The Bible Covered Bridge is located in southwest Greene County, approximately 12 miles from Greeneville. It is located southeast of I-81 as it passes through Greene County, off US 11-E (State Route 340, Warrensburg Road) at its intersection with the Bible Bridge Road (Parrotsville Quad, 172 SE). Located on a roadside pull-off on a bypassed segment of the Bible Bridge Road, the bridge spans Little Chucky Creek.
The E.A. Bible family erected the Bible Bridge in 1923 as a private bridge to serve their farm. A.A. McLean, a self-taught engineer who practiced in Greene County, built the bridge. In 1940, the county court requested the county's financial committee to determine a just compensation for Mr. Bible in order to make public his farm road and bridge. The court subsequently agreed to pay him $750 for the bridge (Greene County Court Minutes, Volume 57:508, 583; Volume 58:109).
The Bible Bridge contains a covered wooden Queenpost truss span 44.7 feet in length, a covered timber stringer 12.5 feet in length, and a timber stringer 11.6 feet in length. The roadway width is 11.8 feet, and the minimum vertical clearance is 8.4 feet. The bridge sits on a concrete substructure of two piers and two abutments.
Around 1972-1973, the Greene County Heritage Trust initiated a project to rehabilitate the bridge that included an entirely new exterior covering. The previous covering contained no windows, had vertical gable ends, a ventilation area of horizontal slats along the roofline. The new covering contains three pedimented windows on each side, projecting end gables, and a ventilation area of diagonal slats. This 1970's covering also contains a new roof bracing system and a shingle roof. However, the bridge retains the original wooden and steel truss members, the original concrete substructure, and an older (and possibly original) floor. Although the 1970's remodeling substantially altered the historic appearance of the bridge, the truss system remains intact.

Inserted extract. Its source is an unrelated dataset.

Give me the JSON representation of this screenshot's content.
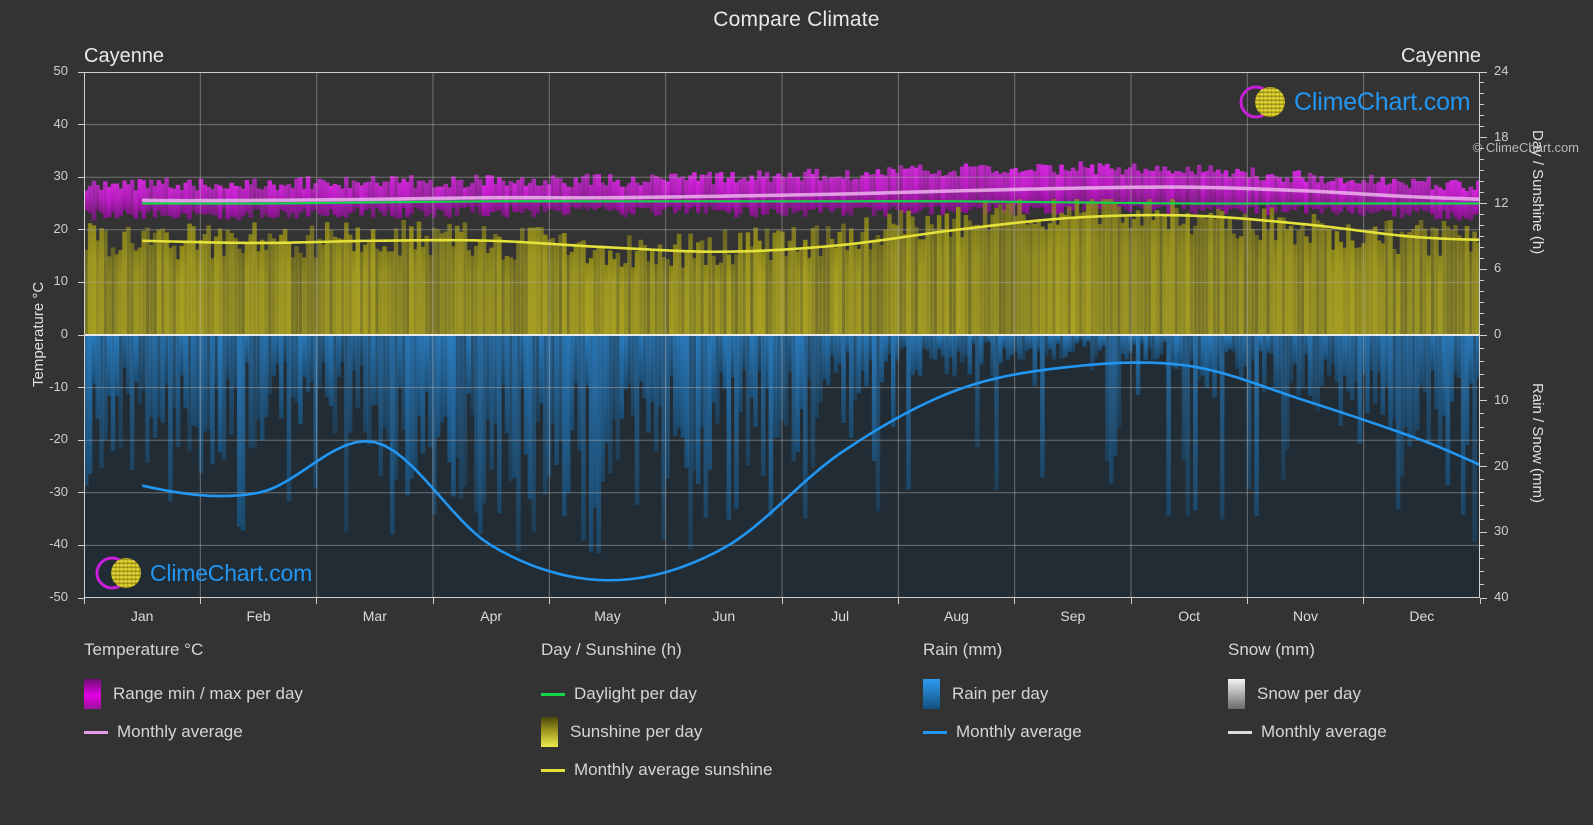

In 1987-1988, the Tennessee Department of Transportation, in cooperation with Greene County and the Federal Highway Administration, erected a new bridge adjacent to this site. The project added rip-rap to stabilize the covered bridge and built a pull-off/parking area to provide access to the bridge. The state added offset railings at the portal to prohibit vehicular traffic while allowing pedestrian access. The bridge remains as a historic site within a small park-like setting.
In recent years Greene County has further stabilized the bridge, including repair work to the abutments and foundation as well as making it handicapped accessible.